Jan. 10 (Bloomberg) -- Taiwan’s dollar rallied by the most in five weeks and government bonds fell on optimism European policy makers will be able to resolve their debt crisis.
The Taiex index of shares rose the most in a week after German Chancellor Angela Merkel and French President Nicolas Sarkozy said they “want Greece to stay in the euro” at a joint press conference yesterday. Foreign funds bought $334 million more of the island’s stocks than they sold today, according to exchange data. Taiwan reported toward the end of currency trading yesterday that exports gained 0.6 percent from a year earlier in December, the least in 26 months.
“The export numbers were bad, but the positive sentiment across Asian markets today overrode that,” said James Wang, a fixed-income trader at Yuanta Securities Co. in Taipei. “Market moves are going to be limited before the presidential election” on Jan. 14, he said.

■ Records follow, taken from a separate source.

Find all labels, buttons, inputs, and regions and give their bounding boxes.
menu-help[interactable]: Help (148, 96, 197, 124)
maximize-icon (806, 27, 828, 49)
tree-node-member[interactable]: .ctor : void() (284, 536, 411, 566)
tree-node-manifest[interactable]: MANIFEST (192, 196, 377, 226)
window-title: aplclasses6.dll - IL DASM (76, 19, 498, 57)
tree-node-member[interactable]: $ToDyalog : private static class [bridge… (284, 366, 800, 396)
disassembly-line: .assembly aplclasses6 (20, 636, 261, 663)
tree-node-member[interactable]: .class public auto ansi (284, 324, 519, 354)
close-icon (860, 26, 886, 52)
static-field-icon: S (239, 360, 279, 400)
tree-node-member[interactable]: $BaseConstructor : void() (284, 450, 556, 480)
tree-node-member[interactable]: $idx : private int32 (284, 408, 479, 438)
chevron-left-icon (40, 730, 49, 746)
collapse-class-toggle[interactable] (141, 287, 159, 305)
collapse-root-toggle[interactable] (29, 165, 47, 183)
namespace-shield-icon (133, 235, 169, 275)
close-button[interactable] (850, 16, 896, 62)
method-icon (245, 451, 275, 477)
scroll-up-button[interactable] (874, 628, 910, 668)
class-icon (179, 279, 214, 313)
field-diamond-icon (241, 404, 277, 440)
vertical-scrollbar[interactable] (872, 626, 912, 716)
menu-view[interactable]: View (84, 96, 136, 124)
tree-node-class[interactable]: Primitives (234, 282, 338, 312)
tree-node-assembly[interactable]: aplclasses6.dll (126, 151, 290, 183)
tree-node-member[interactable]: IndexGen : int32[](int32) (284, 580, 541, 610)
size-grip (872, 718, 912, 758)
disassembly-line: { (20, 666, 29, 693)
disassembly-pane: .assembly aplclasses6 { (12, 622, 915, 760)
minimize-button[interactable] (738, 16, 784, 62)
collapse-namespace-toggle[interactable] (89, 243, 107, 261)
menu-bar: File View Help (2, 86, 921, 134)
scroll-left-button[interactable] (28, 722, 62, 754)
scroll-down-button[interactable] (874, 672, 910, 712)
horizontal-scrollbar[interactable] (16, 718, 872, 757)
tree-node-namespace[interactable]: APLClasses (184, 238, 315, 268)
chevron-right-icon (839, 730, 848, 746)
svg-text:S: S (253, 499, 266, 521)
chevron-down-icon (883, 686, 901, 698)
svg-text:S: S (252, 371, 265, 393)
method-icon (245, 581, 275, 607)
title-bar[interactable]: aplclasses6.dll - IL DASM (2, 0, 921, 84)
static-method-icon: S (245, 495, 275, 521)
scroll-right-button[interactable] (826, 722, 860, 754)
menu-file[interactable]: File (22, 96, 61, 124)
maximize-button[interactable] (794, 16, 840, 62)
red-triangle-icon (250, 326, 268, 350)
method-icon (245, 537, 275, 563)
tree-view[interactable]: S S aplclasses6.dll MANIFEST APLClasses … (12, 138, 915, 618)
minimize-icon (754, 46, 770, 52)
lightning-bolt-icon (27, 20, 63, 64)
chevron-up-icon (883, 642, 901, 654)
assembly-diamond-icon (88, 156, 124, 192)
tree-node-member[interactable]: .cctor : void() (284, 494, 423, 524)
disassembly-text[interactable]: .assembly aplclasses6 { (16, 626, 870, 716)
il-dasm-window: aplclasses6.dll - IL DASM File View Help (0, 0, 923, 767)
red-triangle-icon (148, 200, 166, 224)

The island’s dollar strengthened 0.5 percent to NT$30.051 against its U.S. counterpart, according to Taipei Forex Inc. That’s the biggest gain since Dec. 1. The yield on the 1 percent notes due January 2017 gained one basis point, or 0.01 percentage point, to 0.986 percent, prices from Gretai Securities Market show.
The overnight money-market rate, which measures interbank funding availability, was unchanged at 0.40 percent, according to a weighted average compiled by the Taiwan Interbank Money Center.